Cet article traite principalement du solfège comme le voient les débutant·es : l’apprentissage de la lecture de notes et de la lecture de rythme.
Depuis quand utilise-t-on l’écriture dans la musique ?
La musique, ça existe depuis le début de l’histoire de l’humanité. Pour être plus précise, et parce que je joue fair play, on a des preuves d’une activité musicale à partir de 35 000 av.J.-C.
Maintenant, voyons pour la lecture et l’écriture : l’humain commence à écrire entre 3400 et 3000 av. J.-C.1 En ce qui concerne la musique, on note qu’on a une preuve de l’usage de l’écriture de la musique à partir de 1500 av. J.C.2 Pourtant, si la notion d’écrire est très ancienne, l’utilisation de l’écriture par toutes les strates de la société n’est que très récent. Jusqu’à l’invention de l’imprimerie il était excessivement coûteux d’écrire (question de main d’œuvre). Le monde de l’écrit était réservé à une élite qui pouvait se le payer. La très grande majorité de la population ne lisait ni n’écrivait.
Pour rappel, l’invention de l’imprimerie c’est en 1450 grâce à l’invention de la presse mécanique par Johannes Gutenberg, largement inspirée des techniques orientales (oui, nous les occidentaux on est comme ça, on aime bien dire que « c’est nous qu’on l’a fait » alors qu’on l’a piqué aux autres).
Si l’on acceptait l’idée très grossière que l’alphabétisation de la population se produit à partir de l’imprimerie (ce qui est bien sûr tout à fait faux, cela prendra beaucoup plus de temps), ça fait seulement 574 ans (en 2024) que l’écriture et la lecture sont utilisées de manière relativement démocratique.

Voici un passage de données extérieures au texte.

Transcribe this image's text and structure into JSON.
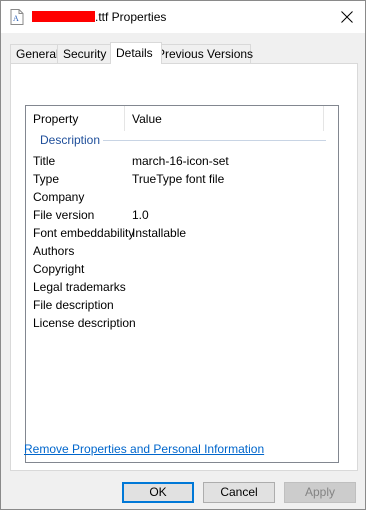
{
  "window": {
    "title_suffix": ".ttf Properties"
  },
  "tabs": [
    {
      "label": "General"
    },
    {
      "label": "Security"
    },
    {
      "label": "Details"
    },
    {
      "label": "Previous Versions"
    }
  ],
  "details": {
    "columns": {
      "property": "Property",
      "value": "Value"
    },
    "group": "Description",
    "rows": [
      {
        "property": "Title",
        "value": "march-16-icon-set"
      },
      {
        "property": "Type",
        "value": "TrueType font file"
      },
      {
        "property": "Company",
        "value": ""
      },
      {
        "property": "File version",
        "value": "1.0"
      },
      {
        "property": "Font embeddability",
        "value": "Installable"
      },
      {
        "property": "Authors",
        "value": ""
      },
      {
        "property": "Copyright",
        "value": ""
      },
      {
        "property": "Legal trademarks",
        "value": ""
      },
      {
        "property": "File description",
        "value": ""
      },
      {
        "property": "License description",
        "value": ""
      }
    ]
  },
  "link_text": "Remove Properties and Personal Information",
  "buttons": {
    "ok": "OK",
    "cancel": "Cancel",
    "apply": "Apply"
  },
  "colors": {
    "accent": "#0078d7",
    "link": "#0066cc",
    "group": "#1e4e9a",
    "redaction": "#ff0000"
  }
}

Donc sur touuuuuute la période qui va de -35 000 à 1450, l’humain a fait de la musique SANS lire. Ce qui représente 36 450 ans, tout de même !
Autrement dit, sur 98,5% de son existence, l’humain a pratiqué la musique sans la lire ou l’écrire.
Si ça c’est pas une preuve qu’on peut apprendre la musique sans solfège…

L’utilisation de la transmission de la musique par l’écrit est donc très récente dans l’histoire de l’humanité. Prétendre qu’il n’est pas possible ou pas intéressant d’apprendre la musique sans solfège, c’est renier toute l’histoire de la musique jusqu’au 15ième siècle ! Sans oublier toutes les musiques et musicien·nes qui encore aujourd’hui, ne font que peu usage de l’écrit…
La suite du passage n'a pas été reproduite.